The World Wide Web Consortium is one of the important resources for development and international standards for the internet. They comprise a series of organizations that innovate progress and inclusivity for the world wide web.
The user agent is a web application you use to retrieve information, like web browsers. User agents are designed with functions to present content in better ways for those with different limitations, such as reading text and accepting speech commands. User agents are also designed to work with assistive technology like screen readers and magnifiers.
Web Design and UX/UI Design
Web Design is the practice of making all kinds of web content. It encompasses graphic design, web developments, and server-side and client-side coding skills.

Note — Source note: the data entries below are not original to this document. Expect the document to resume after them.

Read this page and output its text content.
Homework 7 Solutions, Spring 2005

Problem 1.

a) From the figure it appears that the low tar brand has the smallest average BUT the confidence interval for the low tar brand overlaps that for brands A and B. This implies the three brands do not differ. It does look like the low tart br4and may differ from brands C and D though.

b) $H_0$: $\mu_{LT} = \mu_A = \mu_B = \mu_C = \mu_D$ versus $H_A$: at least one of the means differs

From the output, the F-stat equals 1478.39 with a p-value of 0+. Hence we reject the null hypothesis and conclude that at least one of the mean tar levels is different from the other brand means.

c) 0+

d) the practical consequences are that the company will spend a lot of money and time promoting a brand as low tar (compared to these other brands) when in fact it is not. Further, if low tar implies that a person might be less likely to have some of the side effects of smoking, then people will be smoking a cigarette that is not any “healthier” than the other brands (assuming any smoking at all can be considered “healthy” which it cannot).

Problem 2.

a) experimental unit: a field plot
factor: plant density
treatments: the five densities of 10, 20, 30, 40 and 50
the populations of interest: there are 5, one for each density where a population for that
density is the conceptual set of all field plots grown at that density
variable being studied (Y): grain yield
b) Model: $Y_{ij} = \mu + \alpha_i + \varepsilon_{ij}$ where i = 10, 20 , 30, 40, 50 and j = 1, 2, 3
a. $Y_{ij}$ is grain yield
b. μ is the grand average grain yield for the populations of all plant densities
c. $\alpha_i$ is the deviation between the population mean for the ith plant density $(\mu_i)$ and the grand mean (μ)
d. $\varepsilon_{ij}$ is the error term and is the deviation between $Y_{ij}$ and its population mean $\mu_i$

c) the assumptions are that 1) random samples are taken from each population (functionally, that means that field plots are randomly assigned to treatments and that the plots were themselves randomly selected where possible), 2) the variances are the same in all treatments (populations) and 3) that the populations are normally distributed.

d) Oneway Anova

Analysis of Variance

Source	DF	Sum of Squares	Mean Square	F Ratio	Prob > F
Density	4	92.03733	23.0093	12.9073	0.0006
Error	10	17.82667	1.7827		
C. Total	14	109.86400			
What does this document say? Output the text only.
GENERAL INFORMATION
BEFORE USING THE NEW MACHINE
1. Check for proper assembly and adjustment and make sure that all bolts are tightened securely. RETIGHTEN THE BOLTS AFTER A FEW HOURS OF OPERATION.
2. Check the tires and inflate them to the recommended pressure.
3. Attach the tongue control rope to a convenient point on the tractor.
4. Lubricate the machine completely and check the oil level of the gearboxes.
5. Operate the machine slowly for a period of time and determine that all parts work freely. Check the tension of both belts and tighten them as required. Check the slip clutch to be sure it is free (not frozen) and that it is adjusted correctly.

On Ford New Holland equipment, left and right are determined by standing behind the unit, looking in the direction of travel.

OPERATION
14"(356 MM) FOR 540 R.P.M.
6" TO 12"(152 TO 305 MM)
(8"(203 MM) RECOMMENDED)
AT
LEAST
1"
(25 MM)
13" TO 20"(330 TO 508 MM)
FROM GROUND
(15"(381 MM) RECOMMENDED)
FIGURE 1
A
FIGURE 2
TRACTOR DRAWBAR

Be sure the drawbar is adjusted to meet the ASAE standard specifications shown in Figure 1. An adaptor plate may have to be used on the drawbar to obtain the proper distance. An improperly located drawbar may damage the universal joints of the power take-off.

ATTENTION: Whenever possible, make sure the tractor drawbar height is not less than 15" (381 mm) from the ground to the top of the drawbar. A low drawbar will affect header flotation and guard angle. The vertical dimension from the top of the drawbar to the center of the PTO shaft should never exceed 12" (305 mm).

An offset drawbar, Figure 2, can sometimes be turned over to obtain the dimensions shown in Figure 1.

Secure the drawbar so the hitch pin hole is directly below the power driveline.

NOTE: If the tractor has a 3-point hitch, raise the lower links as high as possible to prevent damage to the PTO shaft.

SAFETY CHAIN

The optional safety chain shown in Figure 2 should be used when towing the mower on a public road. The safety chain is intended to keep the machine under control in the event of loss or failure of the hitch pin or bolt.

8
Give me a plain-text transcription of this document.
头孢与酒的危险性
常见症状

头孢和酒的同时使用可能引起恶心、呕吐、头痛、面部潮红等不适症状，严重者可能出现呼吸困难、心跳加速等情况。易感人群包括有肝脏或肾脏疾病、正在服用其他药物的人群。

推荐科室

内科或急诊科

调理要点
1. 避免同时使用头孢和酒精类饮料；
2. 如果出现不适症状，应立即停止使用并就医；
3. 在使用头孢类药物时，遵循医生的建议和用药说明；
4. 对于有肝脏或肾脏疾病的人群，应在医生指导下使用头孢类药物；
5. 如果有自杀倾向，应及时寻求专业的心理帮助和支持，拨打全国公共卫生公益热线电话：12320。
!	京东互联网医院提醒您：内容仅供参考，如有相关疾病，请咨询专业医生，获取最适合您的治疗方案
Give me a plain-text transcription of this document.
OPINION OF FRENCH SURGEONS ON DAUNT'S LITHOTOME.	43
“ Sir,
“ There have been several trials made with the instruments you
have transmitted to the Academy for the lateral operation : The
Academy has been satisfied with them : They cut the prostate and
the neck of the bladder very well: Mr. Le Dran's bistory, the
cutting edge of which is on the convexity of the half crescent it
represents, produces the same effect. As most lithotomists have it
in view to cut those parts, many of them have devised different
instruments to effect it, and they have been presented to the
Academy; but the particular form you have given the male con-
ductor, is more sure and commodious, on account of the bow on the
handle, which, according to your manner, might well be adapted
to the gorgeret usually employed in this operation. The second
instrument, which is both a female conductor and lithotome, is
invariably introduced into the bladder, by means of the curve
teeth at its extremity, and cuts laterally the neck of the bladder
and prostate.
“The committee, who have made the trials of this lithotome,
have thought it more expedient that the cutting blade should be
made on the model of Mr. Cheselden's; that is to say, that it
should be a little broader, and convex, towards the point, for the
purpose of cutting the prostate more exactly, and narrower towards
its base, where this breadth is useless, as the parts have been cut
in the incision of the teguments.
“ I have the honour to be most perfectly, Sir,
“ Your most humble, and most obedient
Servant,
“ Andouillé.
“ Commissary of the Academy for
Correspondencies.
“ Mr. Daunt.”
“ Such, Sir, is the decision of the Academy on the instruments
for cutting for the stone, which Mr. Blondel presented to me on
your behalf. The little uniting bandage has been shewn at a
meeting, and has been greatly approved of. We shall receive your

User Experience and User Interface design is centered around the practice of using graphic design, web design and development to make websites and application structures ready for end users. It’s also used for physical product and mobile app design as well. The core concept is making sure designs are easy to understand and use.
H3 Alternative Text or Alt Text
Alternative text is the description put into alt tags for images and media. This text is used with screen readers to tell those with vision impairments what the image is of. If images are decorative they don’t normally require alt text but it’s good practice to add at least a one-word description.